Aku tidak puas dengan jawaban Abah. Hari itu aku bolos kuliah. Aku mencari info sebanyak-banyaknya tentang Iwar. Ternyata selama SD sampai SMA Iwar hidup bersama neneknya di Amuntai. Lulus SMA baru ia tinggal bersama orang tuanya yang kaya raya itu. Iwar kuliah di IAIN. Konon suara Iwar sangat merdu bila sedang mengumandangkan ayat-ayat suci. Aku tak peduli dengan semua itu. Aku hanya peduli pada satu hal, bahwa Iwar adalah bidadari putih bersayap yang turun ke bumi untukku. Aku harus segera melamar Iwar. Bukan apa-apa,sejak dulu aku sudah bertekad tidak akan pacaran dan apabila tertarik atau jatuh hati dengan seseorang, maka akan langsung kulamar. Aku tidak main-main.

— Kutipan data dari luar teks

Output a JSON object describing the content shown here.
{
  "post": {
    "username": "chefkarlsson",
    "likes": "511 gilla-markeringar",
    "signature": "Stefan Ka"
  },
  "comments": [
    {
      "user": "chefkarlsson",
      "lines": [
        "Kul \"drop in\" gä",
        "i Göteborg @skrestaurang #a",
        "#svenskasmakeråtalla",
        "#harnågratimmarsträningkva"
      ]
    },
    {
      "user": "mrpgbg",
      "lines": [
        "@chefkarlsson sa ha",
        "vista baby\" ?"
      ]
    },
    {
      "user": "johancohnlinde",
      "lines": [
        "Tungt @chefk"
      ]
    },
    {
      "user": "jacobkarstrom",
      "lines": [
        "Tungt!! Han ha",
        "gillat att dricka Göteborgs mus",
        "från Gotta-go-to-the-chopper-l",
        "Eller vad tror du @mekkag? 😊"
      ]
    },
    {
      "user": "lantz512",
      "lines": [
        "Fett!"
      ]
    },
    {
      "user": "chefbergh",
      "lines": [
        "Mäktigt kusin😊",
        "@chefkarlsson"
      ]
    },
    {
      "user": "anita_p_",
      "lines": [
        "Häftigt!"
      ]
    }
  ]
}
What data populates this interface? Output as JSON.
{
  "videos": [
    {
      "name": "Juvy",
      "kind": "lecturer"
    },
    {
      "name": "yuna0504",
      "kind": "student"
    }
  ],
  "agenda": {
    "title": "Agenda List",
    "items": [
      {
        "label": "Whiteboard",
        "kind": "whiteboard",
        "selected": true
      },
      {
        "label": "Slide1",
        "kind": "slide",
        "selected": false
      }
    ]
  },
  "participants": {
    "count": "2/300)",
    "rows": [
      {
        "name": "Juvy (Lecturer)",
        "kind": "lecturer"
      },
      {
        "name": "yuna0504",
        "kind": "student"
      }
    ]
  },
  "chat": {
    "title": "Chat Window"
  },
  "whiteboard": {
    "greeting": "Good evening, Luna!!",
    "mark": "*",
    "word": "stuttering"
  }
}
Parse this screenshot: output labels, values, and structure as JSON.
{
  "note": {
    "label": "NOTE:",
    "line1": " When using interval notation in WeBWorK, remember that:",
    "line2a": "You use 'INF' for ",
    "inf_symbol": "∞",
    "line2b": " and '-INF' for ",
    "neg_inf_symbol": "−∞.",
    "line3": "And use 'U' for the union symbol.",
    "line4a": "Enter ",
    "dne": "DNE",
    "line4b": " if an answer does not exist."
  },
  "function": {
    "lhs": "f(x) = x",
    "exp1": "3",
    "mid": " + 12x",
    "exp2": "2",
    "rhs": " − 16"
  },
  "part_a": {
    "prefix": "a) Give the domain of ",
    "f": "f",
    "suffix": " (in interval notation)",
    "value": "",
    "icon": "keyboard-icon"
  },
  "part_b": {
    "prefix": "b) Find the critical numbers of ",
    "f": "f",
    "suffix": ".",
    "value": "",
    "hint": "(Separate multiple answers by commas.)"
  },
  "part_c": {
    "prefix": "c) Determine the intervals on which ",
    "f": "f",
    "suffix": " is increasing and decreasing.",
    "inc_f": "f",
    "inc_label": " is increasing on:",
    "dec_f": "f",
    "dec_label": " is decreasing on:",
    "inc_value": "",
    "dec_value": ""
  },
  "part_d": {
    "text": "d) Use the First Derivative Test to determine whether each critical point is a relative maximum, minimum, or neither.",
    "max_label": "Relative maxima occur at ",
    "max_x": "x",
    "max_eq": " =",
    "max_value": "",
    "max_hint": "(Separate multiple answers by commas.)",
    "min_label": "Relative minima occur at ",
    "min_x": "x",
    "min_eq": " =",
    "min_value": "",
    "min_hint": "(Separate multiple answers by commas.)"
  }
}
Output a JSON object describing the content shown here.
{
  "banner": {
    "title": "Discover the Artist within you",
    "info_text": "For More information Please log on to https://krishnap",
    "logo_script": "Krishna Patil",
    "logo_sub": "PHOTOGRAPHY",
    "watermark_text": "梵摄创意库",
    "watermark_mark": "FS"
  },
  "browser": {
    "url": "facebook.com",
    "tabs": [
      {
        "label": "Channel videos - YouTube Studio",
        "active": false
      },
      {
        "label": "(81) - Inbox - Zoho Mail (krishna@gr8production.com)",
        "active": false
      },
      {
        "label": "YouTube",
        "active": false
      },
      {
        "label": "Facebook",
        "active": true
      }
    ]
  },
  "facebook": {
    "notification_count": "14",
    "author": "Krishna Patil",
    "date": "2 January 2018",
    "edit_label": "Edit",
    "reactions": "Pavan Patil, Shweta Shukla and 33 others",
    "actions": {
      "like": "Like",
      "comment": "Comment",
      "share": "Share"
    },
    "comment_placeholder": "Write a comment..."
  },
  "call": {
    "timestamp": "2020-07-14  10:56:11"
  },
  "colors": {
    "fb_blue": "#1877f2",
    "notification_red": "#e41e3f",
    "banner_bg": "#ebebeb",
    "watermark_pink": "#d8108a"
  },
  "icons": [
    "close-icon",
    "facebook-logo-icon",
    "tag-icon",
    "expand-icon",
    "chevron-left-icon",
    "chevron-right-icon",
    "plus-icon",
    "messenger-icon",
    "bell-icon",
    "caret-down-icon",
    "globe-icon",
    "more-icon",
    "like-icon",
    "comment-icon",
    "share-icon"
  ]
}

Begini-begini aku sudah sering ikut seminar tentang menikah dini dan bahayanya pacaran. Buku-buku bertema pernikahan pun sudah pernah kubaca. Tapi aku tidak menyangka juga akan bertemu dengan soulmate secepat itu.
Aku tak berani menemui Iwar. Bukan karena aku merasa tidak pantas dengannya, bukan pula karena takut dengan ibunya atau ayahnya. Aku hanya tak sanggup melihat senyum bulannya yang selalu terbit setiap waktu. Aku ingin memiliki senyum itu. Ingin meletakkannya di kamarku, menyelipkannya di sakuku, memformatnya jadi wallpaper di hpku, ah tidak... aku ingin menempatkannya di hatiku agar tidak ada orang lain yang turut menikmatinya. Hampir sebulan aku seperti orang sakit. Makan tak enak, tidur tak nyenyak, biasa... gejala penyakit kasmaran pada umumnya. Tapi baru saat itu aku benar-benar paham bagaimana rasanya merindu. Aku pun mendadak puitis. Berlembar surat cinta untuk Iwar teronggok di laci meja belajar, sebagian di tempat sampah. Bahkan aku pernah kehilangan sebuah surat yang lupa kusimpan di laci.
Anehnya suatu hari aku mendapat titipan surat dari Iwar melalui Indah. Isinya benar-benar mengagetkanku. Singkat, jelas, padat, menarik, dan perlu !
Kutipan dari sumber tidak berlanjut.